L’insediamento di affittuario coltivatore diretto sul fondo oggetto di vendita costituisce una situazione ostativa al diritto di prelazione del proprietario confinante in quanto diretta a tutelare la conservazione dell’impresa agricola dell’affittuario, tutela che prevale rispetto al conglobamento di fondi limitrofi.

Un notevole problema, in materia di diritto di prelazione del proprietario confinante, era quello costituito dal caso, frequente praticamente, di una pluralità di confinanti.

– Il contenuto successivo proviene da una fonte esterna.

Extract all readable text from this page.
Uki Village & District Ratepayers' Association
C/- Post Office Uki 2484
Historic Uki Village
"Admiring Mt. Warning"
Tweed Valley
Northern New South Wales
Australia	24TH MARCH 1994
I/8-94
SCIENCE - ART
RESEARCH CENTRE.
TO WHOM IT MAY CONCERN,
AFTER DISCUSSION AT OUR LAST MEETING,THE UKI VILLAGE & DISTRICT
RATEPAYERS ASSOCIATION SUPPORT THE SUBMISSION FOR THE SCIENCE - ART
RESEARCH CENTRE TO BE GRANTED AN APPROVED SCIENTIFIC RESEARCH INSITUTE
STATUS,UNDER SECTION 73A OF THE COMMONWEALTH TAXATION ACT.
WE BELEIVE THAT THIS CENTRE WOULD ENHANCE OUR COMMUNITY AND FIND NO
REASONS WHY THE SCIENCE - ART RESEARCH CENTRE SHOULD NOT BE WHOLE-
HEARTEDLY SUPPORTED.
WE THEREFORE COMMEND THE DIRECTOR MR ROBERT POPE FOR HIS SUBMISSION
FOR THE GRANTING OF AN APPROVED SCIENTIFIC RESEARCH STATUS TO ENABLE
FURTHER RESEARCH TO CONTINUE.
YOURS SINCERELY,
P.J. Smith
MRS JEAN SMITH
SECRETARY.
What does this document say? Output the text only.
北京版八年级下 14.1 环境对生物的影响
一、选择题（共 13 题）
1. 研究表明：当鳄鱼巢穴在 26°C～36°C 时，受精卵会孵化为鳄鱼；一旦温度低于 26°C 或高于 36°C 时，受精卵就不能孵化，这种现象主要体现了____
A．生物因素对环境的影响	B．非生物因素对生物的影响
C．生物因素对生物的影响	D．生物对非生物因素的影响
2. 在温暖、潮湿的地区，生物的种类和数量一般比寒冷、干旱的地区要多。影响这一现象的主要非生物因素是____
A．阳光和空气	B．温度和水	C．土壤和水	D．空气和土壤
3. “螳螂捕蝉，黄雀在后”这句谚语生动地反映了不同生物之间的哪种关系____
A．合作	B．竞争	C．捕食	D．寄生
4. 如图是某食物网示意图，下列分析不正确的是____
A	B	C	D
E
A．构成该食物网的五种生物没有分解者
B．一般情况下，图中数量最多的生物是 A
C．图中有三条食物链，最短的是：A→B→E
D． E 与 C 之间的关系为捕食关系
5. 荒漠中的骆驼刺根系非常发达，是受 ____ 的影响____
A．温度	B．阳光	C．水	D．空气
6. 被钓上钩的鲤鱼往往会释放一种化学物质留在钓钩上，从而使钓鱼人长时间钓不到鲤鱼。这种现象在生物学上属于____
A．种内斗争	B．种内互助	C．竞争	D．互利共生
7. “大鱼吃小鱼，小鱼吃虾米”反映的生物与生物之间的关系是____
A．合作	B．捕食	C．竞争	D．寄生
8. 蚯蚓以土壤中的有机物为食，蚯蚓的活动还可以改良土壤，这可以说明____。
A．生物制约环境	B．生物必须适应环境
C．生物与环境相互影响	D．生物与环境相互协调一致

La giurisprudenza aveva esplicitato il principio secondo cui, verificandosi la circostanza di una pluralità di soggetti confinanti coltivatori diretti, il diritto veniva attribuito, dall’autorità giudiziaria, al soggetto che, indipendentemente dalla superficie posseduta dimostrasse la maggiore attitudine a concretare le finalità perseguite dalla legge attraverso la realizzazione di una unità produttiva più efficiente delle altre da un punto di vista tecnico ed economico.

Il decreto legislativo 18 maggio 2001 n°228 “Orientamento e modernizzazione del settore agricolo, a norma dell’art.7 della legge 5 marzo 2001 n°57”, pubblicato nella Gazzetta Ufficiale n°137 de 15 giugno 2001, ha espressamente risolto la vexata quaestio stabilendo, all’art.7., che ai fini dell’esercizio del diritto di prelazione o di riscatto di cui rispettivamente all’articolo 8 della legge 26 maggio 1965 n°590 e successive modificazioni, e dell’articolo 7 della legge 14 agosto 1971 n°817, in caso di più soggetti confinanti, si intendono, quali criteri preferenziali, nell’ordine, la presenza come partecipi nelle rispettive imprese di coltivatori diretti ed imprenditori agricoli a titolo principale di età compresa tra i 18 e i 40 anni o in cooperative di conduzione associata dei terreni, il numero di essi nonché il possesso da parte degli stessi di conoscenze e competenze adeguate ai sensi del regolamento CE n°1257/99 del Consiglio del 19 maggio 1999.